This week I was in Madrid attending the ‘To Your Health’ awards, which every year brings together, at the headquarters of the “La Razon” newspaper, those organizations and professionals with the biggest pulling power in the sector. This year I also went to collect an award, as happened in 2013, when the work in our Plan for the Promotion and Prevention of Health in our Care Integration Model was recognized. This time, the award went to our Chronic Patient Care Plan, which our group is working on to try to meet the needs of the citizens of the XXI century, addressing the needs of people at all stages of their life and with an effective coordination and integration care model.

According to the Basic Demographic Indicators published this week by the National Statistics Institute, beyond the age of 65 it is probable that we will live for another 21.2 years (19.1 for men and 23 for women). This means that when a citizen retires, they can look forward to living up to the age of 86 years old. We have a lot of work ahead of us, but it seems that we are on the right track, as the Professor of Health Economics and Public Policy at the University of California-Berkeley (USA), Richard Scheffler, declared.

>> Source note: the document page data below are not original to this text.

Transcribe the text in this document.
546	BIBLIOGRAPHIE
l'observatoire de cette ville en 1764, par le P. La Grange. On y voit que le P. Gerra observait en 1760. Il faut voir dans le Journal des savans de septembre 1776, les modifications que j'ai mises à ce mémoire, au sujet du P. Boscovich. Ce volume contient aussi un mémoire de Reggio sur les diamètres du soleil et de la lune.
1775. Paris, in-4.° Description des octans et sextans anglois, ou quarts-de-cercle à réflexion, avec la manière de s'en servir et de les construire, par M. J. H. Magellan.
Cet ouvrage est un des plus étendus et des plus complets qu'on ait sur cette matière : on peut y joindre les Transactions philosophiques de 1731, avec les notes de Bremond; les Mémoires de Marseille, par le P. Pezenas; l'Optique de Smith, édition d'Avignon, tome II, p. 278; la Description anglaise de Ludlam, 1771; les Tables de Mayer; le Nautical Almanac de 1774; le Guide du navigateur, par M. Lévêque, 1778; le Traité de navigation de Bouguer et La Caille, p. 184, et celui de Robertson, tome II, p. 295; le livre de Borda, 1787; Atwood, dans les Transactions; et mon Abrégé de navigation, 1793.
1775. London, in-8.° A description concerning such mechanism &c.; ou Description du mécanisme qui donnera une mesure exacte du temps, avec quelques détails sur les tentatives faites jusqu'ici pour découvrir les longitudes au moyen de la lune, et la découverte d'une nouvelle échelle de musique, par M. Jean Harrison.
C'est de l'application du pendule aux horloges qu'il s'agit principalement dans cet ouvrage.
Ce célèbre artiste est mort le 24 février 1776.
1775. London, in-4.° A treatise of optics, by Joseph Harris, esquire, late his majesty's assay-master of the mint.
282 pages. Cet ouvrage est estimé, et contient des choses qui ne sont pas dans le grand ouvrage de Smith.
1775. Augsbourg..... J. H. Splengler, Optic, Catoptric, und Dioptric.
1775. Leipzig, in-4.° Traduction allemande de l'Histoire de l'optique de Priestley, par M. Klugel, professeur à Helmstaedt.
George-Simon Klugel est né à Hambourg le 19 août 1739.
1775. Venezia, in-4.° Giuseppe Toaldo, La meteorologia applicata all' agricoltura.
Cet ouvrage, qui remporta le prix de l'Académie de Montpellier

This week, Scheffler took part in a conference held in the Ramón Areces Foundation, in collaboration with the Carlos III University of Madrid, where he commented that Spain needs to reform its health care system, moving towards a comprehensive and coordinated system to address the aging population and reduce health care costs. I can not agree more with the professor. And, most interestingly, it was our management model that was used as an example of how to address the challenges of aging and chronicity.

He literally said: “With this model it has been shown that the government saves 20% of its health budget. The most interesting thing is to see what happens when you allow an integrated system to change the management structure of the organization. By working a lot on prevention, the number of preventable hospital admissions increases. Spain has been a leader in this field with the Alzira model. This is not the only model, but the use of payment by results is very important if we want to change the care system.”

In summary, this week we received dual recognition for our care and management model. From both inside and outside our country. And the credit goes to our staff, who every day strive not only to provide high quality health care, but also innovate and bring public value by developing modern management tools. To all of them I send my warmest congratulations. Well done.